Robert Sinclair, chief executive of the Association of Mortgage Intermediaries, said it was disappointing that the FCA was increasing the cost burden on mortgage firms at a time of falling revenues.
Sinclair said: “I am particularly concerned that having found issues in controls over appointed representatives in the investments and general insurance space, a broad brush approach has been applied without consultation.
“To add a cost of £250 for each AR to a mortgage network without evidence of harm seems unfair.
“AMI will be challenging this rushed change to the rules and the cost to firms robustly.
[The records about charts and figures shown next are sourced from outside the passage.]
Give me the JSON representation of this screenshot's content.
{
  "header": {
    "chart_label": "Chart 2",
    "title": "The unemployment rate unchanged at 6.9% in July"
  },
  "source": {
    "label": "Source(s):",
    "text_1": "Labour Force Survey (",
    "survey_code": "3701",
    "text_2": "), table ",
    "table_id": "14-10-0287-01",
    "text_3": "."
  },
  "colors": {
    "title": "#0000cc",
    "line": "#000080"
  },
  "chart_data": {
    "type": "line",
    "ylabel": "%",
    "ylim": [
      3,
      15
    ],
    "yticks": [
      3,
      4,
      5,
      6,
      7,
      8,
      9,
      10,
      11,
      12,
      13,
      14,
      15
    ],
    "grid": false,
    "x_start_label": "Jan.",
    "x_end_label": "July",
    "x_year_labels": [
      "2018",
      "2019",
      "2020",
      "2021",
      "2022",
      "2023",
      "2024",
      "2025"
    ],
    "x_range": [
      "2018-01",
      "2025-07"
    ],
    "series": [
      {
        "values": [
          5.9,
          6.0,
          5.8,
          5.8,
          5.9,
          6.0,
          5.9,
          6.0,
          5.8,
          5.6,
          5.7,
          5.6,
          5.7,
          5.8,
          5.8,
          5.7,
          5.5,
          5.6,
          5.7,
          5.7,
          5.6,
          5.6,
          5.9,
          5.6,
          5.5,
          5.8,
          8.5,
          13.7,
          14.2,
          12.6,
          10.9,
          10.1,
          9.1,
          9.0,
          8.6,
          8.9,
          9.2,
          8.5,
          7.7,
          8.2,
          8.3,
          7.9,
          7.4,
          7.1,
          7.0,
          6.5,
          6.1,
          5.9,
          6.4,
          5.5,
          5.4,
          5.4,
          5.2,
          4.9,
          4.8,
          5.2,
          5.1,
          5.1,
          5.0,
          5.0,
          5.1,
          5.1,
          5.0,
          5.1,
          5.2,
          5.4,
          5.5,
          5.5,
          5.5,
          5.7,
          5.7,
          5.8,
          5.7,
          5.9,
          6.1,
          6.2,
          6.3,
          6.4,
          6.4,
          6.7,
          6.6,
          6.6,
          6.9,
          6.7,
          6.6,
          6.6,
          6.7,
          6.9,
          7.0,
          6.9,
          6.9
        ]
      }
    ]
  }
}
For what is another significant addition of new fee classes and costs, a five week response time leaves us very limited time to consult with our membership.”
Rob Clifford, chief executive of Stonebridge, said the system again resembled one in which good firms foot the bill for wrongdoers in the profession.
“A system in which the good pay the costs of the bad is deeply unsatisfactory as is one where firms not even involved in the sectors where poor practice takes place, end up having to ‘bail out’ those where it does,” Clifford said.
“In this regard, the FCA talk about networks not controlling their ARs, but our understanding is this relates to investment and GI firms, not mortgage and protection.
“We fully support AMI’s position in pushing back against these increases and we firmly believe this to be an unfair approach, increasing charges to mortgage advisers at a time when revenue is falling.”